Best of 2017 – Books
There was some good news for local book lovers this year. Literary bookshop Riffraff opened in Olneyville, and used book stalwart Paper Nautilus successfully relocated after getting kicked out of their Wayland Square home. A bunch authors passed through Providence – Brown University is useful to locals in this regard, and the monthly Point Street Reading Series also helped immensely – while on the geographic periphery there were heaps of events at Savoy Bookshop in Westerly and An Unlikely Story in Plainville.
According to Goodreads I finished 29 books this year, many of which were guided by which authors were appearing locally. (I should mention that for this same reason I started a bunch of other books and never got to the end because I was too busy with deadlines. Sorry Christina Baker Cline, Alexandria Marzano-Lesnevich, etc!)
Here are notes on my favorite titles of the year.
10. Annie Hartnett, Rabbit Cake
Elvis, brainy Alabama animal lover, copes with the sudden loss of her mother, and meanwhile her sister goes off the rails in Providence author Hartnett’s sweet debut.

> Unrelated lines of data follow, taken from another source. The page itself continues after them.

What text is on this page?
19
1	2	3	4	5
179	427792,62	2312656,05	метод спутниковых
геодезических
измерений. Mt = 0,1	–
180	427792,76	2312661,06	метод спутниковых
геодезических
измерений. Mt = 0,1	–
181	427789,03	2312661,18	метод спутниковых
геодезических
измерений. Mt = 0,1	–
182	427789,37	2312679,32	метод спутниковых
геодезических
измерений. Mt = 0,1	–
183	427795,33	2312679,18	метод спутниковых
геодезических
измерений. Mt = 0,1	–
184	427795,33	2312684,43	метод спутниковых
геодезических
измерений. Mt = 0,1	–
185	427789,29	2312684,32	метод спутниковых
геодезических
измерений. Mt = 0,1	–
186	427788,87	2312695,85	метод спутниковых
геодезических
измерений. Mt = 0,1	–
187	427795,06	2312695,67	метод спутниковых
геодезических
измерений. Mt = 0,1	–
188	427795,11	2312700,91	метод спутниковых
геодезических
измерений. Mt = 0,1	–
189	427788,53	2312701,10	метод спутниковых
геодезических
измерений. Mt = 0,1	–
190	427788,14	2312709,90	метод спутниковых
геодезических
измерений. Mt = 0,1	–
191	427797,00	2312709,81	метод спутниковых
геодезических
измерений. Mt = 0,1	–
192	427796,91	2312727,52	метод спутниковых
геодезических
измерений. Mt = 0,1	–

9. Ottessa Moshfegh, Homesick For Another World
I didn’t love Moshfegh’s first story collection, the follow-up to her acclaimed novel Eileen. (Everyone had too many pimples.) But I read these stories last winter and there are two or thre – the last one, particularly – that I still keep thinking about.
8. Max Winter, Exes
From my Goodreads review: “Surely the most Rhode Islandy novel I’ve ever read, with torn-from-the-headlines plot points ranging from the Streuver Brothers debacle to the Coffee Exchange bathroom camera pervert guy.” Max Winter is to gastrointestinal problems as Ottessa Moshfegh is to pimples.
7. Édouard Louis, The End of Eddy
First published in French a few years ago, this brief and well-regarded autobiographical novel about growing up gay in a bleak northern town didn’t pack the punch I was hoping. I loved it in May and barely remember it now.
6. Leah Carroll, Down City: A Daughter’s Story of Love, Memory, and Murder
Cranston native Leah Carroll had a tumultuous upbringing. Her mother was killed by mob goons when she was a small child, and her father’s body was found twelve years later in a room at the Sportman’s Inn. It’s an interesting story with lots of local flavor.
5. Omar Sakr, These Wild Houses
A brief, elegant collection of poems from a queer Arab Australian.
4. Alana Massey, All the Lives I Want: Essays About My Best Friends Who Happen to Be Famous Strangers
Massey is one of my favorite internet people, and her pop culture writing translates very well into book form. (That’s pretty rare, actually.)
3. Constance De Jong, Modern Love
Originally published in installments between 1975 and 1977, De Jong’s swoony postmodern genre hopper got reissued this spring by Ugly Duckling Presse.
2. Patricia Lockwood, Priestdaddy
This memoir by Twitter phenomenon Patricia Lockwood is hilarious and fascinating. Raised in a rectory by an actual Catholic priest, Lockwood approaches religion with an insider’s detachment. (If you liked Lady Bird…)
1. Gabe Habash, Stephen Florida
The novel I wouldn’t shut up about this year features the unraveling of a North Dakota college wrestler. Great writing, creepy plot, and Stephen is a fascinatingly unappealing protagonist.
Sarah Lohman’s Eight Flavors: The Untold Story of American Cuisine technically came out at the tail end of 2016, but I picked the book up after she gave a talk this spring. It’s a well-written book with a lot of fascinating trivia and kooky recipes.
Let’s Pretend It Never Happened
I had very bad luck this year picking out crime novels, but none were as tedious as John Le Carré’s latest, A Legacy of Spies, which was the dreariest thing I’ve trudged through in years. The author wrote on auto-pilot, seemingly relishing the opportunity to explain facts via East German government documents.